I found the part about the ‘descending triangle’ particularly arousing. In any case, the point is the French thing, at least until le deuxième partie on May 7th, may be signaling that the populist movement is running out of gas and all the 1%ers can stop buying elephant guns. Markets eat this up, since big corps can continue their global operations, moving money and labour around for the efficient manufacture of profits for shareholders.

Now, on to America. More dopamine and endorphins for investors. On Wednesday the poster boy for populism makes good on his campaign promise to slash the US corporate tax rate about in half – right down to 15%. The impact of this, if enacted, would be huge. Stocks which look sort of pricey now on a P/E ratio (that’s the relationship of stock prices to the money the underlying companies actually earn) would end up looking cheap as profits plump. Yup, higher highs, higher lows – extending a pattern that’s been in place now since 2009.

Of course, fatter profits, rising markets and an expanding US economy will also bring more of a response from the Fed. So, if the Trump tax cut comes to pass (or even if it doesn’t) you can expect two or three additional interest rate increases in 2017. The Bank of Canada will follow a few months later, but in the meantime the bond market will adjust mortgage rates upwards. This is not speculation. It will happen.

Meanwhile, in the land of the flat-tailed, house-horny, buck-toothed rodent, taxes are going up, not down, our most indebted province just announced it will give people free money to live on in three cities as a universal income pilot project, and property lust has apparently hit a new high along with debt and risk.

Nik Nanos’ current snapshot of how Canadians are feeling reveals a people detached from economic reality. The number of us who think house prices will rise from nosebleed levels in the next six months has soared to almost 49% – the most on record – while only 10.8% think they could decline. The rest are terrified.

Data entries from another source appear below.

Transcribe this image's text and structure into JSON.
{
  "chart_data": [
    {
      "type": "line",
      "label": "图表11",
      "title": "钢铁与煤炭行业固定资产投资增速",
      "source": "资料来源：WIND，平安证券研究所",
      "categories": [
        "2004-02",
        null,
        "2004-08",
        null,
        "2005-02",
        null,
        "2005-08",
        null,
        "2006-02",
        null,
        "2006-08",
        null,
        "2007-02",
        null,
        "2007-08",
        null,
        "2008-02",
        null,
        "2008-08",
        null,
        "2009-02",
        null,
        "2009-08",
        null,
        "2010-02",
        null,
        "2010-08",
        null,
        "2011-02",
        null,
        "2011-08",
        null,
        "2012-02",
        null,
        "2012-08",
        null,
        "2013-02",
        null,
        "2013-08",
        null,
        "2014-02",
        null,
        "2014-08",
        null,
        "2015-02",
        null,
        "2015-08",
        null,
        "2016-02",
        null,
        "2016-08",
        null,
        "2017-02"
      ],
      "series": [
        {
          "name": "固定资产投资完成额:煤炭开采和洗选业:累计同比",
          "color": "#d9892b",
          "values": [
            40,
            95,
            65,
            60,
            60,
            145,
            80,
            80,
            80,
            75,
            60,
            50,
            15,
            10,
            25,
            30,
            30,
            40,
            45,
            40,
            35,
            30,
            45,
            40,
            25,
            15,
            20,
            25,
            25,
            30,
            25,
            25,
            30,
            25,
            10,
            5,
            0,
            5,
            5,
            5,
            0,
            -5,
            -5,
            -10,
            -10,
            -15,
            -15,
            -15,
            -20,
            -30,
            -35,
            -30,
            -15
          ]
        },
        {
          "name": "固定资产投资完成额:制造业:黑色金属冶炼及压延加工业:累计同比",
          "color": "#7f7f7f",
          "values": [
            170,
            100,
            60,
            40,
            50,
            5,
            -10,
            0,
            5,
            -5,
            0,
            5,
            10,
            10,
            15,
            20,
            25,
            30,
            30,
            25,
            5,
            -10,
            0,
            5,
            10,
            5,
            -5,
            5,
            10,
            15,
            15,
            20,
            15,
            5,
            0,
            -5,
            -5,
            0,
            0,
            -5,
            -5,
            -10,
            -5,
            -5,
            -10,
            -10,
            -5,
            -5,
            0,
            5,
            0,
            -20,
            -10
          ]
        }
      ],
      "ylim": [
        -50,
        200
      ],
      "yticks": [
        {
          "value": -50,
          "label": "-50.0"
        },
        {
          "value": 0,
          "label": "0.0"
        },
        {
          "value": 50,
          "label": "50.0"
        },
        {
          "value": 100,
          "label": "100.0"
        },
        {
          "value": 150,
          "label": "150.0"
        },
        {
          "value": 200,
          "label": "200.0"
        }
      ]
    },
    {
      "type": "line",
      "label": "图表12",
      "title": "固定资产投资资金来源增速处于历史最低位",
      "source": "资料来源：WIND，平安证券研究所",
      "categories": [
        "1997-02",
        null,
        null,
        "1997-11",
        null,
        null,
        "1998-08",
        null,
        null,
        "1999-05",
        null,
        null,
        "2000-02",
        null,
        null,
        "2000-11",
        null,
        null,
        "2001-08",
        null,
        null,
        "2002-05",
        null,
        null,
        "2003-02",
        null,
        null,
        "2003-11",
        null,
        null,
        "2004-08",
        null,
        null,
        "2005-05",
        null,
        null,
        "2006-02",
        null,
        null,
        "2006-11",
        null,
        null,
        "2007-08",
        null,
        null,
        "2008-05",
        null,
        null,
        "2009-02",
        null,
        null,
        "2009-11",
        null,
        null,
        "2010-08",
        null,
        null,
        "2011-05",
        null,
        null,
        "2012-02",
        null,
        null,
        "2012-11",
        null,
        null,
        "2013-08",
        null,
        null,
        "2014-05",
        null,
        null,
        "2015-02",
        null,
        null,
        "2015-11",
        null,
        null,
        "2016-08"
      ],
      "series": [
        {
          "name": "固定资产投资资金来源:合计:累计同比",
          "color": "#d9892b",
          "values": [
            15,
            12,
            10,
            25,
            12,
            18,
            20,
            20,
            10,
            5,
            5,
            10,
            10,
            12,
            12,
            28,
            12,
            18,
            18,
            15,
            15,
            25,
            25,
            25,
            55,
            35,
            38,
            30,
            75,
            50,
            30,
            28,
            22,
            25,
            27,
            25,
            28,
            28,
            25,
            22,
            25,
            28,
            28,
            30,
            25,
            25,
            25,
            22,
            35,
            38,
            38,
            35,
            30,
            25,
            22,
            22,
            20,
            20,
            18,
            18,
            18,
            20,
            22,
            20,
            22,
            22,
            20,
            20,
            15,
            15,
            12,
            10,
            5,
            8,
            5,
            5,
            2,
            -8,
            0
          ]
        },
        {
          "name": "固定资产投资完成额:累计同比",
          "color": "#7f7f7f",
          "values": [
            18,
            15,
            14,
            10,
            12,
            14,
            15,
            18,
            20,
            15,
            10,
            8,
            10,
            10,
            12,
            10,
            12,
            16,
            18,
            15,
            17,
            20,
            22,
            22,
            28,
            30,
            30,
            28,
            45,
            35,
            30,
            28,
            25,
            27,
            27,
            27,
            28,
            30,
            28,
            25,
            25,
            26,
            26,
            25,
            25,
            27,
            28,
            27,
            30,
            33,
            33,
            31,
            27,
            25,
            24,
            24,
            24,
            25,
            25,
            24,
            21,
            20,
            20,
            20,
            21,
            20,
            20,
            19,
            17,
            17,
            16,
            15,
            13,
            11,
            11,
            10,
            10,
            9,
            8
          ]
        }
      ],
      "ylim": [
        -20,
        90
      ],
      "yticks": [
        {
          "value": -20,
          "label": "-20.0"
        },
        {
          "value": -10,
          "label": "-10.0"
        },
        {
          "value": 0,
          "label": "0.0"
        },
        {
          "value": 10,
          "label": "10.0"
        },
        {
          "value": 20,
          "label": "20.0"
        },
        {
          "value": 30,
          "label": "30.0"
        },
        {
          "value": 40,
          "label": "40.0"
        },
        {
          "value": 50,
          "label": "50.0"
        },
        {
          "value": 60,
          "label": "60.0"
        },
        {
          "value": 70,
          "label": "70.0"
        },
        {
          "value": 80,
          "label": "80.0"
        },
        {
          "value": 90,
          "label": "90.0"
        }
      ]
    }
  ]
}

“Bullish sentiment on real estate in Canada continues to drive consumer confidence,” says my pal Nik. Which is strange, given what is happening with household finances. Nanos asked people how they’re doing relative to a year ago, and found that almost 30% of people report their situation has deteriorated – almost twice the number who think it has improved.

So how can people keep buying houses that have never cost more, with record amounts of debt about to become more costly, believing they will continue to inflate even as their own situation worsens? Yup. They believe it’s different here.

Sure got that right. Have you listed yet?